Ladysmith Black Mambazo, South Africa’s most famous a cappella ensemble, was founded by Shabalala’s brother Joseph, who still leads the group. Ben joined Ladysmith Black Mambazo in 1979, and spent the next 14 years recording traditional music known as isicathamiya, a gospel/pop mixture born in the mines of South Africa. Ben sang on Paul Simon’s “Graceland” album and on the group’s record, “Shaka Zulu,” which won a Grammy Award in 1987 for best traditional folk album.
Ben retired from the band in 1993 to spend more time with his family. He was shot and killed last Wednesday in Durban, South Africa; the case is currently under investigation. The Shabalala family has faced tragedy before. In 2002, Joseph Shabalala’s wife Nellie was murdered by a masked gunman. No one was ever convicted of the crime.

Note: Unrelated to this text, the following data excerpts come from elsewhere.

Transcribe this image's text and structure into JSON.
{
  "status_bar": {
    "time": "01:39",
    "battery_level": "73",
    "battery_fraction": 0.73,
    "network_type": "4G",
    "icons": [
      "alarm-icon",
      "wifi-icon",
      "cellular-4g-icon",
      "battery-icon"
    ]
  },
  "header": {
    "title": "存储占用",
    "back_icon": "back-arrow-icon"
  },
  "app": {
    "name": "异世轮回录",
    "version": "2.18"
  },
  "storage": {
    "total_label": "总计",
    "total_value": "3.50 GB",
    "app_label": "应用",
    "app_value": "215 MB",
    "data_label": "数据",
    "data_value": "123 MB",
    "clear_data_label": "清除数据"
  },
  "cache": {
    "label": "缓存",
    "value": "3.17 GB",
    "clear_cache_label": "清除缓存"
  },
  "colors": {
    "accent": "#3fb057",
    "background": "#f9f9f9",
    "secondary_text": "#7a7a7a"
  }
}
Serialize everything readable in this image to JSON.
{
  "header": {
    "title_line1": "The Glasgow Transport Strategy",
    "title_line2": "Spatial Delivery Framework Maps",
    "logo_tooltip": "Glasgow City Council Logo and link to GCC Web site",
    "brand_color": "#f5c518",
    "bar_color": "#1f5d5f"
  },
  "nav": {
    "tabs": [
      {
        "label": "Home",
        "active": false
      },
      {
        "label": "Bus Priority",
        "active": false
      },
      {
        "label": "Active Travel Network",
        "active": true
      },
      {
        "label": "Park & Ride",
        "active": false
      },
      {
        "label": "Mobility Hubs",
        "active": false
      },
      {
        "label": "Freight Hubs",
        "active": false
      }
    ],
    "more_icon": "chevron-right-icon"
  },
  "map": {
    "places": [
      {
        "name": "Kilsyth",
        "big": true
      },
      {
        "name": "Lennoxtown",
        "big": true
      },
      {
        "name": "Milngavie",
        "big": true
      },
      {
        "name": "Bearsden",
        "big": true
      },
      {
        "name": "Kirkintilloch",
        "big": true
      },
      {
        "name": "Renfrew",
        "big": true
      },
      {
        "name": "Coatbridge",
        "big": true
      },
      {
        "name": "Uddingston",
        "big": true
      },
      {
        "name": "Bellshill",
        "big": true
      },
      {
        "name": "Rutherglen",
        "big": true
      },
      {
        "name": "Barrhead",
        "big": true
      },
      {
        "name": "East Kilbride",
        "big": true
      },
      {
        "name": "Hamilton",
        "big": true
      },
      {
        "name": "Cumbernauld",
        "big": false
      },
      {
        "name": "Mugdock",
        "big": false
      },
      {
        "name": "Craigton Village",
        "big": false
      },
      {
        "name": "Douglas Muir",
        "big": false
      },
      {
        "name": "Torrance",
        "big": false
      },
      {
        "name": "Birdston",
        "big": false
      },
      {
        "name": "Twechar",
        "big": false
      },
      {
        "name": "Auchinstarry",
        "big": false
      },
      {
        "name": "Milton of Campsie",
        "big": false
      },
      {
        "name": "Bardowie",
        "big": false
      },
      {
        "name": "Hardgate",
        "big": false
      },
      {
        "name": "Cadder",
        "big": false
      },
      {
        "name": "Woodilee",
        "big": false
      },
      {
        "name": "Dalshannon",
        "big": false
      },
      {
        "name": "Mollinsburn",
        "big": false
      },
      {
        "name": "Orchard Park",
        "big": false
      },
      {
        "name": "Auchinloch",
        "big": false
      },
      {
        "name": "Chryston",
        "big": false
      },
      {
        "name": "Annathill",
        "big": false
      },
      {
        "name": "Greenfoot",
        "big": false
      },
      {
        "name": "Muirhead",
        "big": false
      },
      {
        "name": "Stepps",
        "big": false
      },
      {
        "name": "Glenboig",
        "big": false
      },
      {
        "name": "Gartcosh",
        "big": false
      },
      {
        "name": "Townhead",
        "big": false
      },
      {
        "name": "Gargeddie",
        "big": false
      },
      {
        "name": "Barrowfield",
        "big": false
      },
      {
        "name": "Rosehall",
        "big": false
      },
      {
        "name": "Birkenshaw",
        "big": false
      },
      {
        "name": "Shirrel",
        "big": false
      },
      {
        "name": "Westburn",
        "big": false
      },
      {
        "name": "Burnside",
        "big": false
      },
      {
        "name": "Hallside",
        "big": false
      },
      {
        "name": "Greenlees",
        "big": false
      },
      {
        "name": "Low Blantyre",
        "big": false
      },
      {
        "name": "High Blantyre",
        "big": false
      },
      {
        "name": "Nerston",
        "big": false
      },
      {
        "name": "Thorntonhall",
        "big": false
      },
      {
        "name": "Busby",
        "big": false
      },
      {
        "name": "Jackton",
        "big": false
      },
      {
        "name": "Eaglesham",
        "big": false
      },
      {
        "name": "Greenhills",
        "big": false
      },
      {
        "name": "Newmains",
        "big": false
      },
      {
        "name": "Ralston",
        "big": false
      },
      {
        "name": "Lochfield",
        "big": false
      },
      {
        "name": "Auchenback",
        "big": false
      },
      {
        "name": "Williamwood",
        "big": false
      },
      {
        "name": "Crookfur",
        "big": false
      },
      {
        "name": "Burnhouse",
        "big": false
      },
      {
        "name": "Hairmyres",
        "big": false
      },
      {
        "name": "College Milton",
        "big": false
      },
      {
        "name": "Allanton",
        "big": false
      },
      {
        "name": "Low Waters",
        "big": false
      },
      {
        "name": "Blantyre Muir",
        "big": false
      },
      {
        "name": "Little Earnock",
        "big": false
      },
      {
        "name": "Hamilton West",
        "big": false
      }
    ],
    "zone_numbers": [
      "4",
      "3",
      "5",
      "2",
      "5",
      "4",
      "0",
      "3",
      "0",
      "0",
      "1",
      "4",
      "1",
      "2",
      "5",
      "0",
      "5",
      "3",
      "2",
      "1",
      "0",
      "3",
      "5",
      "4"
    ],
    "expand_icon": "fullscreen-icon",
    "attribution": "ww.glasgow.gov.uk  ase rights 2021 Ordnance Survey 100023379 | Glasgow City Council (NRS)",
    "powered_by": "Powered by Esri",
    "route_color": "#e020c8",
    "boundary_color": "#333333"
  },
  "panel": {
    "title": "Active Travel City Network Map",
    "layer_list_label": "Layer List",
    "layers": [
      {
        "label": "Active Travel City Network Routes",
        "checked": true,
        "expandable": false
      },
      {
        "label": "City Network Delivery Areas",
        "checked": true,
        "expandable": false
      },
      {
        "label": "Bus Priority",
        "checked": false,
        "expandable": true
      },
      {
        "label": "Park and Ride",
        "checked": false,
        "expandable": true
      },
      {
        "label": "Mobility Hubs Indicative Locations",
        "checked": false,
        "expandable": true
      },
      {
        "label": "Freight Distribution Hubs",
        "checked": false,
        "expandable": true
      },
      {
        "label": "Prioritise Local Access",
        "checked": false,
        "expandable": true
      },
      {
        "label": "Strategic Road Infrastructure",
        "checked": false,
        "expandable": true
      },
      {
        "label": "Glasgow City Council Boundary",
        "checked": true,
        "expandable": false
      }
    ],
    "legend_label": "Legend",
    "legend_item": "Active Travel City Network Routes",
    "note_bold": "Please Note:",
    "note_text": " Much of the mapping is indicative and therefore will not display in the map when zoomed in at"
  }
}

Ladysmith Black Mambazo is currently on tour to promote the CD “Raise Your Spirit Higher.” The group has announced plans to continue its world tour to honor Ben’s memory.
[Update – Nov. 22, 2004: Seven prisoners awaiting trials escaped from their Cato Manor police cells on Nov. 21. Among them were Gcolo Zuma and Themba Shazi, two men suspected in the killing of Ben Shabalala. Hijacking was alleged to be the motive for the murder.]